Developing policies can be a large project. Yet, they are needed to describe a systematic and consistent answer when people are in doubt. Policies explain this is what we do in this particular circumstance. Remember that policies must be in harmony with your organization’s bylaws. Together, these two written documents ought to address any uncertainty about what to do in any given situation. A non-profit without written rules leaves board members in a vulnerable position. Clear policies demonstrate that an organization is professional and protects its assets (people, reputation, donations, etc).
A good policy is easily interpreted. It must have a clear purpose written in plain language. The best policy manual will only list one policy per page to make it easier to do updates. A policy manual is stored in an accessible location and is communicated to all relevant people (board members, staff, volunteers, contractors, etc).
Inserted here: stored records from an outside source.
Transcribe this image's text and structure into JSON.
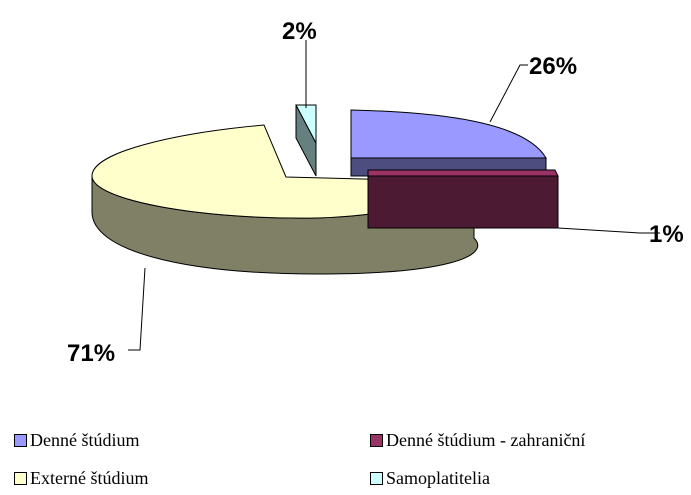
{
  "chart_data": {
    "type": "pie",
    "title": "",
    "legend_position": "bottom",
    "slices": [
      {
        "label": "Denné štúdium",
        "value": 26,
        "display": "26%",
        "color": "#9999ff",
        "side_color": "#4d4d80"
      },
      {
        "label": "Denné štúdium - zahraniční",
        "value": 1,
        "display": "1%",
        "color": "#993366",
        "side_color": "#4d1a33"
      },
      {
        "label": "Externé štúdium",
        "value": 71,
        "display": "71%",
        "color": "#ffffcc",
        "side_color": "#808066"
      },
      {
        "label": "Samoplatitelia",
        "value": 2,
        "display": "2%",
        "color": "#ccffff",
        "side_color": "#668080"
      }
    ]
  }
}
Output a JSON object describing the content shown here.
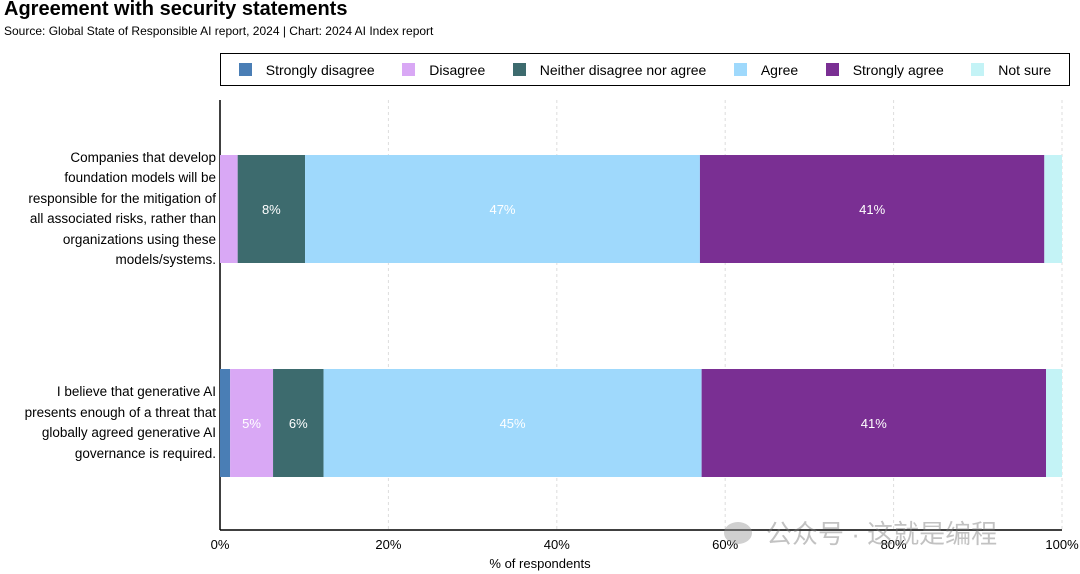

To start writing a policy you need to establish a format, because all policies should look the same way. There are many templates to be found online. Always start with a draft version and discuss it with your colleagues. Once you agree on a final version, then bring it to the board to authorize and implement. Policies should indicate the date they were adopted, plus record the date they were amended. It will help you to keep track of the policy’s history and relevancy.
Organizations should learn about the most common and necessary policies used by non-profits. Typically, the categories include governance policies, corporate administration policies, advocacy policies, financial management policies, human resources policies, and technology policies. These categories encompass all of the policies you’re already familiar with, plus many more that you’ve probably never thought about! The size and scope of your organization will determine what policies are warranted. It is possible to write too many policies and become overly restrictive. In spite of that, people need to know what is expected of them and what the limits are.
Write your organization’s policies today and if you already have a complete set of policies, then review them regularly and update them as needed.